Dia menuturkan di Jawa dan beberapa daerah lainnya dikenal tradisi ziarah bulan sya'ban atau ruwah yaitu sebelum bulan Ramadhan yang di Jawa disebut Nyadran. "Kemarin sudah terbukti penularan orang mudik, tanpa sadar membawa virus atau OTG (orang tanpa gejala), membuat acara kumpul-kumpul di kampung halaman dan terjadi penularan. Kasus itu terjadi di Jawa Barat, Jawa Tengah, DIY dan Jawa Timur. Seharusnya pemerintah sejak awal lebih tanggap dengan prediksi-prediksi ini," tandasnya.
Apalagi, Sukamta mengutip data Kementerian Perhubungan masih ada potensi ancaman dari 1,3 juta warga yang akan mudik. Mereka berpotensi menyebar ke beberapa daerah, Jawa Barat 13%, Jawa Tengah-DIY 41%, Jawa Timur 20%, Sumatera Selatan dan Lampung 8%.
"Jumlah 1,3 juta ini bisa menjadi ancaman munculnya daerah episentrum baru penyebaran COVID-19, apalagi masih banyak yang berpotensi akan mudik ke daerah-daerah yang sudah didatangi oleh 900 ribu orang yang curi start mudik tadi," tuturnya.
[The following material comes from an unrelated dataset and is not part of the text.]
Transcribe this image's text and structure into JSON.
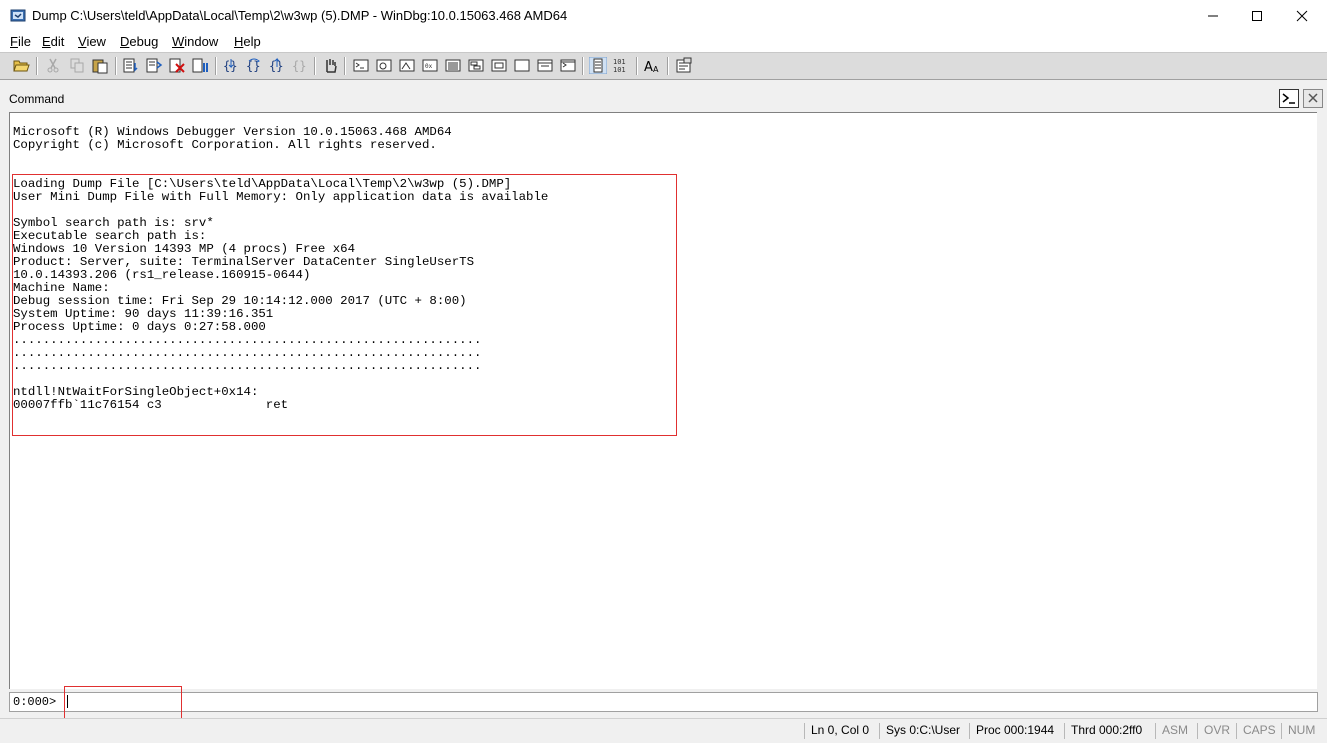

Dia menjelaskan bahwa orang dari Jakarta datang ke kampung halaman bisa menjadi media penular atau tertular, itu akan memuncak jumlahnya, kemudian ditambah arus balik yang kemungkinan berpotensi menjadi kasus penularan baru. "Jangan lupa juga, kedatangan mahasiswa ke kota-kota besar dengan jumlah kampus banyak seperti DIY, Bandung, Surabaya, Malang, Medan dan Jakarta untuk masuk kuliah tahun ajaran baru sebelum pandemi ini selesai, juga berpotensi menjadi gelombang penyebaran berikutnya," katanya.
Sehingga, dia meminta potensi penyebaran dan penularan dari 1,3 juta calon pemudik tadi harus segera dicegah. "Saya berharap pemerintah pusat punya ketegasan, decisive terhadap larangan mudik ini, sampai pandemi selesai. Masalah ikutan bagi yang tidak bisa pulang kampung, atau bagi kalangan dunia usaha moda transportasi umum yang terdampak kebijakan, tolong dikoordinasikan antara pemerintah pusat dengan daerah," terangnya.
Di samping itu, menurut dia, larangan mudik itu perlu diikuti dengan kebijakan pengaturan lalu lintas kendaraan umum. "Selama semua mode kendaraan umum masih jalan, maka larangan mudik tidak akan berlaku efektif," pungkasnya.